The Red Sox lost 4-3 to the Oakland A's Thursday afternoon, failing to complete a sweep and a series sweep while watching their three-game winning streak come to a screeching halt.
Even against the team with the worst record in the American League, it happens. Even against a team the Sox had previously outscored 36-6, losses are going to come.
But it was how the Red Sox lost that was so maddening. Fact is, the Red Sox shouldn't have lost -- not because the A's are bad -- though they surely are -- but because the Red Sox split their time Thursday handing the visitors runs while also failing to take advantage of one offensive opportunity after another.
Had the Sox gone down in defeat because the other team's starter pitched a gem, or, for that matter, their own pitcher just didn't have it, that would have been easier to swallow.
But neither scenario proved to be the case. The Red Sox beat themselves.
You'll recall that they did a lot of that early in the season, when they got off to a horrific 10-19 start to the season that had some ready to affix them with a toe tag long before Memorial Day arrived. Remember? The Red Sox would get their chances....and squander them. Or, they would make a mistake or commit an error, and it would prove particularly costly.

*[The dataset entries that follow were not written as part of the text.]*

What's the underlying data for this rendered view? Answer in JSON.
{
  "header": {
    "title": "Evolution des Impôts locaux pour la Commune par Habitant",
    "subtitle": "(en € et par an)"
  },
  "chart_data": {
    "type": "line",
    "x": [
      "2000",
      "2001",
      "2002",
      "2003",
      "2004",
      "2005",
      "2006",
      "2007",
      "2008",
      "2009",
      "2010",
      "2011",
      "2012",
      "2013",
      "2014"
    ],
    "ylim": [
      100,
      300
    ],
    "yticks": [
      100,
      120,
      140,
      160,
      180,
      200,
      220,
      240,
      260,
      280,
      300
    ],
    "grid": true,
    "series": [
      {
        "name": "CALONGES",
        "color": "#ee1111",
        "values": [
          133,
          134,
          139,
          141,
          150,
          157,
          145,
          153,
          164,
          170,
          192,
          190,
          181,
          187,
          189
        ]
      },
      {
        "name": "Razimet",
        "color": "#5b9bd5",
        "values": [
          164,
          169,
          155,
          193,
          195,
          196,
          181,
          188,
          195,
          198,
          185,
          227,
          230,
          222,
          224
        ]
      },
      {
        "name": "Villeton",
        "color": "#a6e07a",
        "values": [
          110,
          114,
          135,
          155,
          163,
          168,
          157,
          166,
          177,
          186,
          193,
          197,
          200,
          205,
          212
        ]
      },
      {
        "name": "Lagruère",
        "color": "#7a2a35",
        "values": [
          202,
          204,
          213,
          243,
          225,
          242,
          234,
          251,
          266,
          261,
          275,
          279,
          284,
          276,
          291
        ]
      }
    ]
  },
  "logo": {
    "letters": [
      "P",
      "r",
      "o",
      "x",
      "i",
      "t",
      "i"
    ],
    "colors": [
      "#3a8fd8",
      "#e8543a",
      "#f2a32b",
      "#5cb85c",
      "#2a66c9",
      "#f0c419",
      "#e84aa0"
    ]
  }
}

To watch the Red Sox Thursday was to believe that the team collectively got nostalgic for those kind of games from earlier in the year. They finished a woeful 1-for-14 with runners in scoring position and stranded a staggering 13 baserunners. On four occasions, they left two runners on and once, they left the bases loaded.

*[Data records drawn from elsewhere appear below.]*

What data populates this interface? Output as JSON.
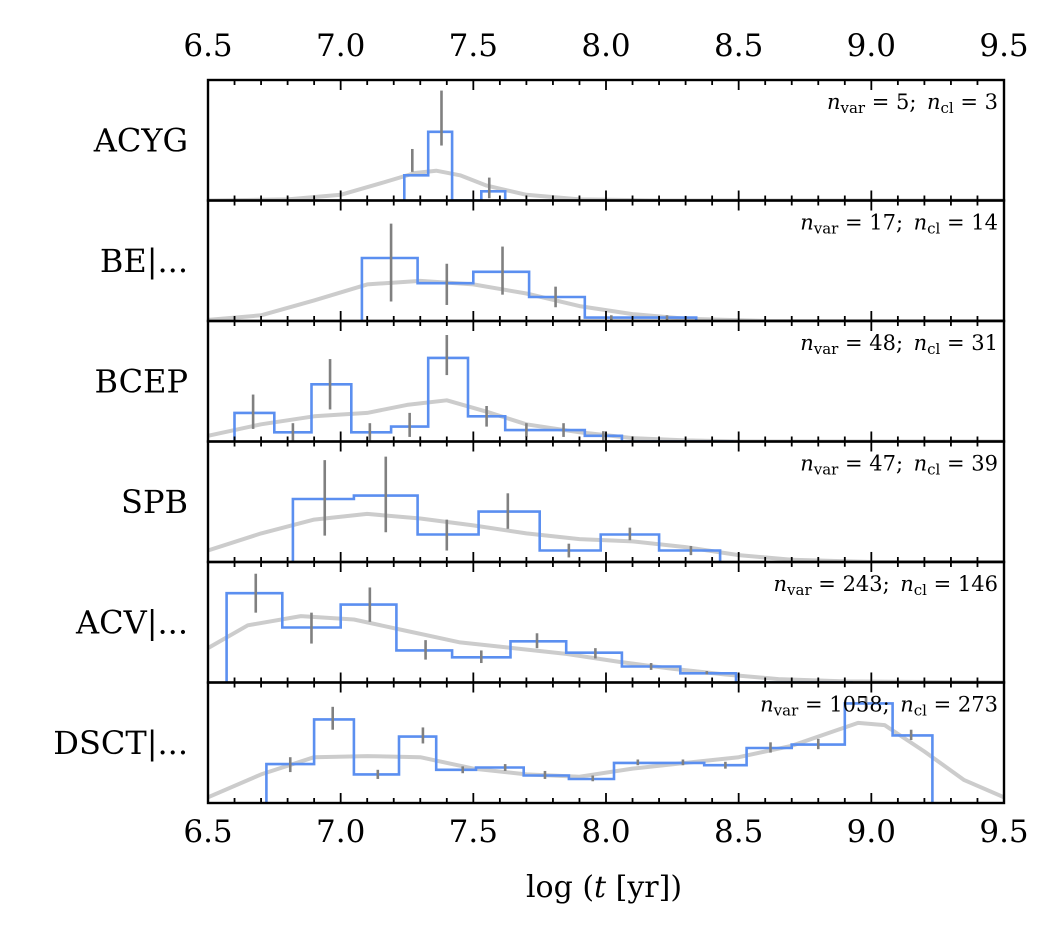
{
  "chart_data": {
    "type": "histogram",
    "xlabel": "log (t [yr])",
    "xlim": [
      6.5,
      9.5
    ],
    "xticks": [
      "6.5",
      "7.0",
      "7.5",
      "8.0",
      "8.5",
      "9.0",
      "9.5"
    ],
    "colors": {
      "hist": "#5b8ff0",
      "kde": "#cccccc",
      "errorbar": "#808080"
    },
    "panels": [
      {
        "label": "ACYG",
        "annotation": "n_var = 5; n_cl = 3",
        "ymax": 1.0,
        "bins": [
          [
            7.24,
            7.33,
            0.22
          ],
          [
            7.33,
            7.42,
            0.6
          ],
          [
            7.42,
            7.53,
            0.0
          ],
          [
            7.53,
            7.62,
            0.08
          ]
        ],
        "errorbars": [
          [
            7.27,
            0.25,
            0.45
          ],
          [
            7.38,
            0.48,
            0.96
          ],
          [
            7.56,
            0.02,
            0.2
          ]
        ],
        "kde": [
          [
            6.5,
            0.0
          ],
          [
            6.8,
            0.01
          ],
          [
            7.0,
            0.05
          ],
          [
            7.15,
            0.15
          ],
          [
            7.28,
            0.24
          ],
          [
            7.36,
            0.26
          ],
          [
            7.45,
            0.22
          ],
          [
            7.55,
            0.13
          ],
          [
            7.7,
            0.05
          ],
          [
            7.9,
            0.01
          ],
          [
            8.2,
            0.0
          ],
          [
            9.5,
            0.0
          ]
        ]
      },
      {
        "label": "BE|...",
        "annotation": "n_var = 17; n_cl = 14",
        "ymax": 1.0,
        "bins": [
          [
            7.08,
            7.29,
            0.55
          ],
          [
            7.29,
            7.5,
            0.33
          ],
          [
            7.5,
            7.71,
            0.43
          ],
          [
            7.71,
            7.92,
            0.21
          ],
          [
            7.92,
            8.13,
            0.03
          ],
          [
            8.13,
            8.34,
            0.03
          ]
        ],
        "errorbars": [
          [
            7.19,
            0.17,
            0.85
          ],
          [
            7.4,
            0.14,
            0.5
          ],
          [
            7.61,
            0.23,
            0.65
          ],
          [
            7.81,
            0.12,
            0.3
          ],
          [
            8.02,
            0.0,
            0.05
          ],
          [
            8.23,
            0.0,
            0.05
          ]
        ],
        "kde": [
          [
            6.5,
            0.01
          ],
          [
            6.7,
            0.05
          ],
          [
            6.9,
            0.18
          ],
          [
            7.1,
            0.32
          ],
          [
            7.3,
            0.35
          ],
          [
            7.5,
            0.32
          ],
          [
            7.7,
            0.24
          ],
          [
            7.9,
            0.13
          ],
          [
            8.1,
            0.06
          ],
          [
            8.3,
            0.02
          ],
          [
            8.6,
            0.0
          ],
          [
            9.5,
            0.0
          ]
        ]
      },
      {
        "label": "BCEP",
        "annotation": "n_var = 48; n_cl = 31",
        "ymax": 1.0,
        "bins": [
          [
            6.6,
            6.75,
            0.25
          ],
          [
            6.75,
            6.89,
            0.08
          ],
          [
            6.89,
            7.04,
            0.5
          ],
          [
            7.04,
            7.19,
            0.08
          ],
          [
            7.19,
            7.33,
            0.13
          ],
          [
            7.33,
            7.48,
            0.73
          ],
          [
            7.48,
            7.62,
            0.22
          ],
          [
            7.62,
            7.77,
            0.1
          ],
          [
            7.77,
            7.92,
            0.1
          ],
          [
            7.92,
            8.06,
            0.05
          ],
          [
            8.06,
            8.21,
            0.0
          ],
          [
            8.21,
            8.48,
            0.0
          ]
        ],
        "errorbars": [
          [
            6.67,
            0.11,
            0.41
          ],
          [
            6.82,
            0.0,
            0.16
          ],
          [
            6.96,
            0.28,
            0.72
          ],
          [
            7.11,
            0.0,
            0.16
          ],
          [
            7.26,
            0.04,
            0.25
          ],
          [
            7.4,
            0.58,
            0.93
          ],
          [
            7.55,
            0.13,
            0.31
          ],
          [
            7.7,
            0.04,
            0.16
          ],
          [
            7.84,
            0.04,
            0.16
          ],
          [
            7.99,
            0.01,
            0.09
          ]
        ],
        "kde": [
          [
            6.5,
            0.05
          ],
          [
            6.7,
            0.15
          ],
          [
            6.9,
            0.22
          ],
          [
            7.1,
            0.25
          ],
          [
            7.25,
            0.32
          ],
          [
            7.4,
            0.36
          ],
          [
            7.55,
            0.26
          ],
          [
            7.7,
            0.15
          ],
          [
            7.9,
            0.08
          ],
          [
            8.1,
            0.03
          ],
          [
            8.3,
            0.01
          ],
          [
            8.5,
            0.0
          ],
          [
            9.5,
            0.0
          ]
        ]
      },
      {
        "label": "SPB",
        "annotation": "n_var = 47; n_cl = 39",
        "ymax": 1.0,
        "bins": [
          [
            6.82,
            7.05,
            0.55
          ],
          [
            7.05,
            7.29,
            0.58
          ],
          [
            7.29,
            7.52,
            0.24
          ],
          [
            7.52,
            7.75,
            0.44
          ],
          [
            7.75,
            7.98,
            0.1
          ],
          [
            7.98,
            8.2,
            0.24
          ],
          [
            8.2,
            8.43,
            0.1
          ]
        ],
        "errorbars": [
          [
            6.94,
            0.23,
            0.89
          ],
          [
            7.17,
            0.26,
            0.92
          ],
          [
            7.4,
            0.1,
            0.37
          ],
          [
            7.63,
            0.29,
            0.6
          ],
          [
            7.86,
            0.04,
            0.16
          ],
          [
            8.09,
            0.19,
            0.3
          ],
          [
            8.32,
            0.06,
            0.14
          ]
        ],
        "kde": [
          [
            6.5,
            0.1
          ],
          [
            6.7,
            0.25
          ],
          [
            6.9,
            0.37
          ],
          [
            7.1,
            0.42
          ],
          [
            7.3,
            0.38
          ],
          [
            7.5,
            0.32
          ],
          [
            7.7,
            0.25
          ],
          [
            7.9,
            0.2
          ],
          [
            8.1,
            0.18
          ],
          [
            8.3,
            0.13
          ],
          [
            8.5,
            0.06
          ],
          [
            8.7,
            0.02
          ],
          [
            9.0,
            0.0
          ],
          [
            9.5,
            0.0
          ]
        ]
      },
      {
        "label": "ACV|...",
        "annotation": "n_var = 243; n_cl = 146",
        "ymax": 1.0,
        "bins": [
          [
            6.57,
            6.78,
            0.78
          ],
          [
            6.78,
            7.0,
            0.48
          ],
          [
            7.0,
            7.21,
            0.68
          ],
          [
            7.21,
            7.42,
            0.28
          ],
          [
            7.42,
            7.64,
            0.22
          ],
          [
            7.64,
            7.85,
            0.36
          ],
          [
            7.85,
            8.06,
            0.26
          ],
          [
            8.06,
            8.28,
            0.14
          ],
          [
            8.28,
            8.49,
            0.08
          ],
          [
            8.49,
            8.93,
            0.0
          ]
        ],
        "errorbars": [
          [
            6.68,
            0.61,
            0.95
          ],
          [
            6.89,
            0.34,
            0.61
          ],
          [
            7.11,
            0.53,
            0.83
          ],
          [
            7.32,
            0.2,
            0.37
          ],
          [
            7.53,
            0.17,
            0.28
          ],
          [
            7.74,
            0.3,
            0.43
          ],
          [
            7.96,
            0.21,
            0.3
          ],
          [
            8.17,
            0.11,
            0.17
          ],
          [
            8.38,
            0.07,
            0.1
          ]
        ],
        "kde": [
          [
            6.5,
            0.3
          ],
          [
            6.65,
            0.5
          ],
          [
            6.85,
            0.58
          ],
          [
            7.05,
            0.55
          ],
          [
            7.25,
            0.45
          ],
          [
            7.45,
            0.35
          ],
          [
            7.65,
            0.3
          ],
          [
            7.85,
            0.25
          ],
          [
            8.05,
            0.18
          ],
          [
            8.25,
            0.12
          ],
          [
            8.45,
            0.07
          ],
          [
            8.65,
            0.03
          ],
          [
            8.9,
            0.01
          ],
          [
            9.5,
            0.0
          ]
        ]
      },
      {
        "label": "DSCT|...",
        "annotation": "n_var = 1058; n_cl = 273",
        "ymax": 1.0,
        "bins": [
          [
            6.72,
            6.9,
            0.34
          ],
          [
            6.9,
            7.05,
            0.73
          ],
          [
            7.05,
            7.22,
            0.25
          ],
          [
            7.22,
            7.36,
            0.58
          ],
          [
            7.36,
            7.51,
            0.29
          ],
          [
            7.51,
            7.69,
            0.31
          ],
          [
            7.69,
            7.86,
            0.24
          ],
          [
            7.86,
            8.03,
            0.21
          ],
          [
            8.03,
            8.2,
            0.35
          ],
          [
            8.2,
            8.37,
            0.35
          ],
          [
            8.37,
            8.53,
            0.33
          ],
          [
            8.53,
            8.7,
            0.48
          ],
          [
            8.7,
            8.9,
            0.51
          ],
          [
            8.9,
            9.08,
            0.87
          ],
          [
            9.08,
            9.23,
            0.59
          ]
        ],
        "errorbars": [
          [
            6.81,
            0.27,
            0.4
          ],
          [
            6.97,
            0.64,
            0.84
          ],
          [
            7.14,
            0.21,
            0.29
          ],
          [
            7.31,
            0.52,
            0.66
          ],
          [
            7.46,
            0.26,
            0.32
          ],
          [
            7.62,
            0.28,
            0.34
          ],
          [
            7.77,
            0.21,
            0.28
          ],
          [
            7.95,
            0.19,
            0.24
          ],
          [
            8.12,
            0.33,
            0.38
          ],
          [
            8.29,
            0.33,
            0.38
          ],
          [
            8.45,
            0.3,
            0.36
          ],
          [
            8.62,
            0.44,
            0.53
          ],
          [
            8.8,
            0.47,
            0.56
          ],
          [
            8.98,
            0.82,
            0.93
          ],
          [
            9.15,
            0.55,
            0.64
          ]
        ],
        "kde": [
          [
            6.5,
            0.05
          ],
          [
            6.7,
            0.25
          ],
          [
            6.9,
            0.4
          ],
          [
            7.1,
            0.41
          ],
          [
            7.3,
            0.4
          ],
          [
            7.5,
            0.3
          ],
          [
            7.7,
            0.25
          ],
          [
            7.9,
            0.23
          ],
          [
            8.1,
            0.3
          ],
          [
            8.3,
            0.35
          ],
          [
            8.5,
            0.4
          ],
          [
            8.7,
            0.5
          ],
          [
            8.85,
            0.62
          ],
          [
            8.95,
            0.7
          ],
          [
            9.05,
            0.68
          ],
          [
            9.2,
            0.45
          ],
          [
            9.35,
            0.2
          ],
          [
            9.5,
            0.05
          ]
        ]
      }
    ]
  }
}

A well-placed ball in play in any number of plate appearances could have changed the game. But the Sox, who had scored five or more runs eight times in the previous 14 games, managed just one run through the first seven before adding two more in the eighth. For the first time in the last half-dozen games, the Sox didn't produce a homer.
Time after time, they allowed A's starter Paul Blackburn off the hook. Even when it seemed like J.D. Martinez was on the verge of a game-tying two-run single up the middle in the eighth, Oakland second baseman Tony Kemp made a diving stop behind the bag to prevent Rafael Devers from scoring, as he was held at third. He remained there when Xander Bogaerts grounded into an inning-ending fielder's choice.
Defense was another culprit.
In the three-run Oakland third, Trevor Story took charge on a ball that drifted back from the infield and into shallow center. The ball kept winding, and Story kept chasing it, until, in medium center, the ball dropped, just out of his reach. It should have been the second out of the inning. Instead, the A's had a gift baserunner in scoring position, and three straight hits followed, scoring three runs.
After the game, neither Alex Cora nor Story disputed questions suggesting that center fielder Jarren Duran would have been better off coming in and helping out.
"Maybe,'' agreed Story.
"Yeah, I guess,'' said Cora. "I think so. Outfielders have priority over infielders (to call balls).''
That one play may also help explain why the Sox promoted Rob Refsnyder over Duran last week in Seattle when they were in need of an outfielder. Duran's speed is an explosive tool, as we saw in the first inning when dragged a bunt to the right of the mound and easily reached base. But if the club doesn't trust his instincts in the outfield, then he remains a defensive liability.
There was more sloppiness in that proved costly in the sixth when a passed ball on the part of Christian Vazquez allowed Seth Brown to advance from first to second, from where he scored the A's fourth run when a hot shot rifled between Devers' legs at third for a two-base error.
Devers has made great strides defensively this year, but plays like that need to be made and the one Thursday proved costly, since it resulted in the winning run crossing the plate.
Frustrating though it may have been, Cora was philosophical about the loss, noting that the Sox had the potential tying run on third in the eighth. And it's hard to harp on a loss that followed a stretch in which the Sox won 11 of 13 -- most of them on the road. They did, after all, win the series, too.
But with ground to make up, it felt like one got away Thursday. And making matters worse, it came when the team played like it did to start the season, and not, instead, how they've played in putting that poor stretch behind them.